While the insurance industry has seen exponential growth in the last five years, there has been an increasing incidence of frauds, which are driving up the costs of insurers and premiums for policyholders. The insurance industry incurs a loss of more than 8% of its total revenue collection in a financial year due to fraudulent claims.
In a recent Ernst & Young survey, 40% respondents felt that fraud cases in insurance have gone up substantially. The most common frauds are related to overstating claims and the manipulation of documents. In the general insurance segment, a large number of frauds occur in health insurance and this particular segment loses around R1,000 crore every year on false claims. Misselling is rampant in insurance and the senior citizens are the most vulnerable as they do not understand new products.
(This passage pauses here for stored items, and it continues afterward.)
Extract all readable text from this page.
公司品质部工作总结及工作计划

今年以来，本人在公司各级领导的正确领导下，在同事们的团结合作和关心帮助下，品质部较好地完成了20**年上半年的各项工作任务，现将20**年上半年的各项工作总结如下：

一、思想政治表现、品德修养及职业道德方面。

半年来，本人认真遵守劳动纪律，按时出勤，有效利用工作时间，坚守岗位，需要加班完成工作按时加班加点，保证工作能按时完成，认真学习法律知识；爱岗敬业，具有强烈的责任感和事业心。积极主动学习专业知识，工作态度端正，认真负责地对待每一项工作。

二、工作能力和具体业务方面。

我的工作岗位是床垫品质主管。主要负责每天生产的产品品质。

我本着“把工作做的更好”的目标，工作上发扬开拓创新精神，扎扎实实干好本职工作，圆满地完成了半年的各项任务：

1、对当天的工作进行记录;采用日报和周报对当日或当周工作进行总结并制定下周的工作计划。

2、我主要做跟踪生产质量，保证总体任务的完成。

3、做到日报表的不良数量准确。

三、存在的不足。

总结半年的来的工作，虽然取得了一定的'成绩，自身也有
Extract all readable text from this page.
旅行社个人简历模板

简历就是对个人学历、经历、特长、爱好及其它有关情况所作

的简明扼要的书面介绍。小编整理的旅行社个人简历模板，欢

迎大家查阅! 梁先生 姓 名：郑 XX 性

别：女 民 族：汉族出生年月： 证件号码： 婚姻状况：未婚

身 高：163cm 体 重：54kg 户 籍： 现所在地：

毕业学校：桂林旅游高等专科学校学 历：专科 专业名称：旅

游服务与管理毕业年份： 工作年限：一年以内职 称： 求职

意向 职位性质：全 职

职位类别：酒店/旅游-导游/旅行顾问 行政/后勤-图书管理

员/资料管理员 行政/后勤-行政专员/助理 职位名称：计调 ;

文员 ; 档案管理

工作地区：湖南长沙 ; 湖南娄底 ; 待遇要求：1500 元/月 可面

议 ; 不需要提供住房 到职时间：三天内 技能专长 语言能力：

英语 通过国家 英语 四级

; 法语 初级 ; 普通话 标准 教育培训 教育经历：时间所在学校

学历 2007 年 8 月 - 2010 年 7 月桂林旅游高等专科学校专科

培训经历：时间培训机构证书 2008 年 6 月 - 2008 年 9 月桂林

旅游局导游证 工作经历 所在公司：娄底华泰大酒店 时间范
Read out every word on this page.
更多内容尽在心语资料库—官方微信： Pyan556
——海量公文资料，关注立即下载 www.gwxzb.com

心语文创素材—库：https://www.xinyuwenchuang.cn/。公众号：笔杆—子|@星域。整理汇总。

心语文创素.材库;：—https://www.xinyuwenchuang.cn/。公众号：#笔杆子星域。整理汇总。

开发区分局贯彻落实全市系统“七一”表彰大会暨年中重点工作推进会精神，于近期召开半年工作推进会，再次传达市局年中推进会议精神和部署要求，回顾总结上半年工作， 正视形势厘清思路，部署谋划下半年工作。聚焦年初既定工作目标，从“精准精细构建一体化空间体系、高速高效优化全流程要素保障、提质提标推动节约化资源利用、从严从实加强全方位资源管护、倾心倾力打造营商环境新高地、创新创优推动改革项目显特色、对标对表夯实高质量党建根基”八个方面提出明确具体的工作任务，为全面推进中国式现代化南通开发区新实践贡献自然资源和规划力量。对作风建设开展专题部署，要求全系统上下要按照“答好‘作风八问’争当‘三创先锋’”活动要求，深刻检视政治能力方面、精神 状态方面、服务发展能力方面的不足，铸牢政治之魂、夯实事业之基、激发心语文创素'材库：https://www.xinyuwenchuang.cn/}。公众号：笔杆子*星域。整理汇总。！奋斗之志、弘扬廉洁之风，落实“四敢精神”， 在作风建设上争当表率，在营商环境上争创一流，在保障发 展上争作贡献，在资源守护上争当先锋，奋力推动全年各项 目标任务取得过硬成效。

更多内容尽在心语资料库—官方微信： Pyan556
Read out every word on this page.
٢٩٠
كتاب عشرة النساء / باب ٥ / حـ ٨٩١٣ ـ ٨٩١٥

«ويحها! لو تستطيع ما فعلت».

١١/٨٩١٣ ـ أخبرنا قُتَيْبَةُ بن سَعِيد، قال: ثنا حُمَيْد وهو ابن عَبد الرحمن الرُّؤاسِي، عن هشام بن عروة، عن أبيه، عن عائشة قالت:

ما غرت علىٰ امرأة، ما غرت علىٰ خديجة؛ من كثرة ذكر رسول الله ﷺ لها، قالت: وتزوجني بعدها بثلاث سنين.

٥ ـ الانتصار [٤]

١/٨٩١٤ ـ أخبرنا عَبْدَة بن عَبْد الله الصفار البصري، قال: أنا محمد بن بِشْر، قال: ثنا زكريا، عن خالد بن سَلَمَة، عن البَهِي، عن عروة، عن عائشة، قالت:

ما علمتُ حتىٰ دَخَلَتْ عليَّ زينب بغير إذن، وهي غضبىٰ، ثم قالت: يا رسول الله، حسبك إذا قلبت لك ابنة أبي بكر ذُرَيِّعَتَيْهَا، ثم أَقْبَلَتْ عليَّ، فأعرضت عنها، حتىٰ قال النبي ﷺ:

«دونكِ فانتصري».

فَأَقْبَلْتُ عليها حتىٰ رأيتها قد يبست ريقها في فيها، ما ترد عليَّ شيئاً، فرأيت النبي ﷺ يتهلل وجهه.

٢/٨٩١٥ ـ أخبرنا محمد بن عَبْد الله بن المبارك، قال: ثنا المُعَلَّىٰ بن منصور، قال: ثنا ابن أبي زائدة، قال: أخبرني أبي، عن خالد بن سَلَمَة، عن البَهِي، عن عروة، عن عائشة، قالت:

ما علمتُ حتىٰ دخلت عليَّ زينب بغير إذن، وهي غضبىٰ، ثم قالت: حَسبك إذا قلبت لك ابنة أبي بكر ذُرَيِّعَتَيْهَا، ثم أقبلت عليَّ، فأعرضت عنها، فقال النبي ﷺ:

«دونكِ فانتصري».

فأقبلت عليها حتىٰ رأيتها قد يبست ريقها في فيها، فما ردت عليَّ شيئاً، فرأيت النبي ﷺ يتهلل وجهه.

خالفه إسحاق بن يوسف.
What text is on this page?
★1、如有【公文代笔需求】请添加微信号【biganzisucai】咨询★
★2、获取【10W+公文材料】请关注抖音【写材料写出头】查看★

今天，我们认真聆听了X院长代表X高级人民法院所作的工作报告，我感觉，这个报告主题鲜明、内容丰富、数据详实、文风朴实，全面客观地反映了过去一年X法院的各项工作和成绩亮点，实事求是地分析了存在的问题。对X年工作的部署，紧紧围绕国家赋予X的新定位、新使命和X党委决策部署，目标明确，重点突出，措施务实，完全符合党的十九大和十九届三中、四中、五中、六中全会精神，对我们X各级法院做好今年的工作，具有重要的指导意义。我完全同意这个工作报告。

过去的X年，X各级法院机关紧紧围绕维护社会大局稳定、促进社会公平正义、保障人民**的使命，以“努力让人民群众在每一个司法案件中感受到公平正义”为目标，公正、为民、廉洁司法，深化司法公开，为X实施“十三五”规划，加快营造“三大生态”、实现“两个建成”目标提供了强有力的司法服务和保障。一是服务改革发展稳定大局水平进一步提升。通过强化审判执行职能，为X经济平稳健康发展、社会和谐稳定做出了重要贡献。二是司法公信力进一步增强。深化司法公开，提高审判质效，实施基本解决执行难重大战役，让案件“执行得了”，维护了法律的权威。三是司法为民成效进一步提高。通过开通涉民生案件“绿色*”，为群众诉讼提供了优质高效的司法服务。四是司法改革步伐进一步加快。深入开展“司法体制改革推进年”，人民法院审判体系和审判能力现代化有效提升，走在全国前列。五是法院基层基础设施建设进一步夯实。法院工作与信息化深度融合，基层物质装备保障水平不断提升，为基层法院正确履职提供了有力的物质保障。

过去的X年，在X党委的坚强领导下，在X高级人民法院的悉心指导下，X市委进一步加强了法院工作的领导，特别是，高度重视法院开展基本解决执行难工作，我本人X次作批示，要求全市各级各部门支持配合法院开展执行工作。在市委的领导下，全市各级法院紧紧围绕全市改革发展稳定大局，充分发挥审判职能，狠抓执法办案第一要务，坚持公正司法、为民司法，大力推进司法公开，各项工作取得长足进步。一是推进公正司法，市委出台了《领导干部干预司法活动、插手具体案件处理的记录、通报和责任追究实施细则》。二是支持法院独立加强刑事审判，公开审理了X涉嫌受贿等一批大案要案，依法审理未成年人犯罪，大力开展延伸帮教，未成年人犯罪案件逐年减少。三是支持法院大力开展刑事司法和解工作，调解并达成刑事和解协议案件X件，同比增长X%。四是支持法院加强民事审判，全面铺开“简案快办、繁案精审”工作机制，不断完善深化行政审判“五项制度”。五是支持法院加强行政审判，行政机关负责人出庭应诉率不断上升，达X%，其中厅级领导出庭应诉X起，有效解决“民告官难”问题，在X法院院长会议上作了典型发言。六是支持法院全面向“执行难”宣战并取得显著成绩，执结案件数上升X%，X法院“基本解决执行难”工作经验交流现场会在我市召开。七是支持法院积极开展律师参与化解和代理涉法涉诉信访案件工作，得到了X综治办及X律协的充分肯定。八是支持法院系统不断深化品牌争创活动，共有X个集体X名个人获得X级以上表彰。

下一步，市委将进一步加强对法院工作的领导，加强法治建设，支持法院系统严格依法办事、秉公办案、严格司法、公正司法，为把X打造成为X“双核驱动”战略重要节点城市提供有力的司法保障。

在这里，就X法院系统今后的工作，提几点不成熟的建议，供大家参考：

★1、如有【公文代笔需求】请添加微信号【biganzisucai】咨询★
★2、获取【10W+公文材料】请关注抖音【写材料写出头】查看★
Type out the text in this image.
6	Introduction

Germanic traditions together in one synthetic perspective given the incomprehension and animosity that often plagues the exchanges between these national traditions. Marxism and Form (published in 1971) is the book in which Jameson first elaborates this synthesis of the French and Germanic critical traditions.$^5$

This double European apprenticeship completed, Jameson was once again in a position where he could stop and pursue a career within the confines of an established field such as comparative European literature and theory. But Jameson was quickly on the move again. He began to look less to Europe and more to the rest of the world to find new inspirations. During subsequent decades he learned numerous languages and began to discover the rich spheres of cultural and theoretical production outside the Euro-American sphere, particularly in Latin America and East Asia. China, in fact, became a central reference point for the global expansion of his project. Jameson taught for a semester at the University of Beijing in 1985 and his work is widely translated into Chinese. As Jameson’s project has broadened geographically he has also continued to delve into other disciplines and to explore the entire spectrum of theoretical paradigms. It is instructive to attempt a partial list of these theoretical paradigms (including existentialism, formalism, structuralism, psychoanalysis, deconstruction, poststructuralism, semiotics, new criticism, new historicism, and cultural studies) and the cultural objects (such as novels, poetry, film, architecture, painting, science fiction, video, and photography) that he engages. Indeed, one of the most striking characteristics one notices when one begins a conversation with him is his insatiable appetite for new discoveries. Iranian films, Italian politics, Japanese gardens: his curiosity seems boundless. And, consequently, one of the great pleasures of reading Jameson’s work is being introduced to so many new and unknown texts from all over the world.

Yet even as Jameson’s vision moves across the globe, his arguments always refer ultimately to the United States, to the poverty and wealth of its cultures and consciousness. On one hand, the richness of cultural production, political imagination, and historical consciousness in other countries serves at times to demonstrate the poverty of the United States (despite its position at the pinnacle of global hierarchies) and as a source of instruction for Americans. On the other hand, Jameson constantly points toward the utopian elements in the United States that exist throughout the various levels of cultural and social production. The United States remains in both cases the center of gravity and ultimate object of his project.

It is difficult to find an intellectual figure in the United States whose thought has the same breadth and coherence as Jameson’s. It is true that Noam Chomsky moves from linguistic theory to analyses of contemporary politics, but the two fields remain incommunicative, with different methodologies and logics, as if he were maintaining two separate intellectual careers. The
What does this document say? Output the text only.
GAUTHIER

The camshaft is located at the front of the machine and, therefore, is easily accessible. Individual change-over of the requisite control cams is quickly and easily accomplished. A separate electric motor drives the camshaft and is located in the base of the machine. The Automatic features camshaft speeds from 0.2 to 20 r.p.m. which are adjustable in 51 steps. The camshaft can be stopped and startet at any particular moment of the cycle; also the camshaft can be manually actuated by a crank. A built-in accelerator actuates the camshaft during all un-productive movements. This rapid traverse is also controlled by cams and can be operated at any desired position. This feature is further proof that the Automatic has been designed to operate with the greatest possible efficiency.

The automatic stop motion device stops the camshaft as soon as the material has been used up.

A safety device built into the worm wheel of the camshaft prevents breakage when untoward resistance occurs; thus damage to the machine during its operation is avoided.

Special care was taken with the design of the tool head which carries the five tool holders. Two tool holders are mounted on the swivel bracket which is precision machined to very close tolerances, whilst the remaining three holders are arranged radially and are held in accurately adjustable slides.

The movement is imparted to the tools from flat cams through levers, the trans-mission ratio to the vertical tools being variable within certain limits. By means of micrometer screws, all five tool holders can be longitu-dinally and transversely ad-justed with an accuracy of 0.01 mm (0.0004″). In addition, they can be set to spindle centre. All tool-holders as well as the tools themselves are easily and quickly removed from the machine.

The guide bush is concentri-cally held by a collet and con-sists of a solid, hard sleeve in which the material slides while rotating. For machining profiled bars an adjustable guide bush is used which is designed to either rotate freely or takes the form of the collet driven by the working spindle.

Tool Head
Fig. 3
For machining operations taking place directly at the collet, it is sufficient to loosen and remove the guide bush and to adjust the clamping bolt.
About 31% of the respondents in the survey indicate that insurance companies are most affected by misselling
The average ticket size of each fraud can be anywhere between R25,000 to R75,000. Around 30% of the total frauds are in the ticket size of up to R25,000 and around 19% in the ticket size above R1,50,000. The survey points out that fraud can increase premiums for policyholders by up to 3%, which is an additional costs for those who pay their premiums diligently.
There is an urgent need for insurers to put in place a dedicated anti-fraud department that will proactively identify suspicious claims that have a high possibility of being fraudulent. Respondents say around 40% of insurers do not have an anti-fraud department and there is a need to do data analysis using various forensic tools and put in place an effective fraud risk assessment framework.